Lecutre for Fullstack developers
UX Design & Accessibility
Chas Academy - April 2026
Delivered a lecture on UX design and accessibility in IT projects, focusing on how usability, accessibility, frontend implementation, and business goals intersect in real product development.
The lecture explored practical accessibility principles, semantic HTLM, cognitive load, discoverability, WCAG and how development decisions directly shape the user experience
“If we only optimize for the typical user, we create good UX for some. But when we include accessibility, we create good UX for everyone.”
Covered topics
Key takeaways

The UX Trinity
Great digital products are created through the balance between UX, business, and technology.
Without UX, systems become difficult to understand. Without technical feasibility, design remains unrealistic. Without business goals, products lose direction.

Semantic code matters
Semantic HTLM and accessible frontend practices solve more usability and accessibility problems than complex JavaScript ever will.
Good structure, meaningful components, and clear interactions improve both accessibility and the overall user experience.

Accessibility is quality
Accessibility is not a feature for a small group of users — it improves usability for everyone.
Designing with accessibility in mind creates clearer, more understandable, and more inclusive digital experiences across different contexts, devices, and user needs.
For future project leaders
The lecture highlighted how fullstack developers influence the user experience far beyond visual design.
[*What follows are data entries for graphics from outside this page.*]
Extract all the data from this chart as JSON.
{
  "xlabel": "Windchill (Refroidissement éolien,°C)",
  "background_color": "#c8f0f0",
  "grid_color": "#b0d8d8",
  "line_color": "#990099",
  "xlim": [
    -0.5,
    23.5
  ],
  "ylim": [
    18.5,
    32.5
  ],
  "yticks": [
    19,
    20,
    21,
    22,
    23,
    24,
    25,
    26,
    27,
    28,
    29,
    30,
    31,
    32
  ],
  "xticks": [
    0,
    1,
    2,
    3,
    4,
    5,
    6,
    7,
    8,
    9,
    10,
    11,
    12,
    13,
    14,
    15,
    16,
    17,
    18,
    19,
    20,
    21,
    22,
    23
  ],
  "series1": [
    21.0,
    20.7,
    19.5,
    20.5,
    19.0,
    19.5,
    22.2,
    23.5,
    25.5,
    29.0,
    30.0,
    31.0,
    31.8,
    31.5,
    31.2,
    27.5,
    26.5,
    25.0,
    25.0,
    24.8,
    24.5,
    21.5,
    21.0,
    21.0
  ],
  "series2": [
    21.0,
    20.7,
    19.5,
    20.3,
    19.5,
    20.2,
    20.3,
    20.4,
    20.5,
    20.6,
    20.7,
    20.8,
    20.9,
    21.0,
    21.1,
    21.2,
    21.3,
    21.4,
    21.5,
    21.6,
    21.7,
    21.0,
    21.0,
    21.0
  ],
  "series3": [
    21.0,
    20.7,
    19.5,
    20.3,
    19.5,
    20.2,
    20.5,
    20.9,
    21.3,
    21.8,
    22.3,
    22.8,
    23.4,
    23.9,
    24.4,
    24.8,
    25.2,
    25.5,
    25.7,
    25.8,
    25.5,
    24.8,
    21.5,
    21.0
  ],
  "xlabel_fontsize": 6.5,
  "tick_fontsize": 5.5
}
Through frontend structure, semantic HTML, accessibility, error handling, and system behavior, technical decisions directly shape how understandable, usable, and inclusive a product becomes.
By understanding UX principles, accessibility, and real user behavior, developers are better equipped to collaborate across disciplines, make informed technical decisions, and build digital experiences that are not only functional — but meaningful and usable for real people.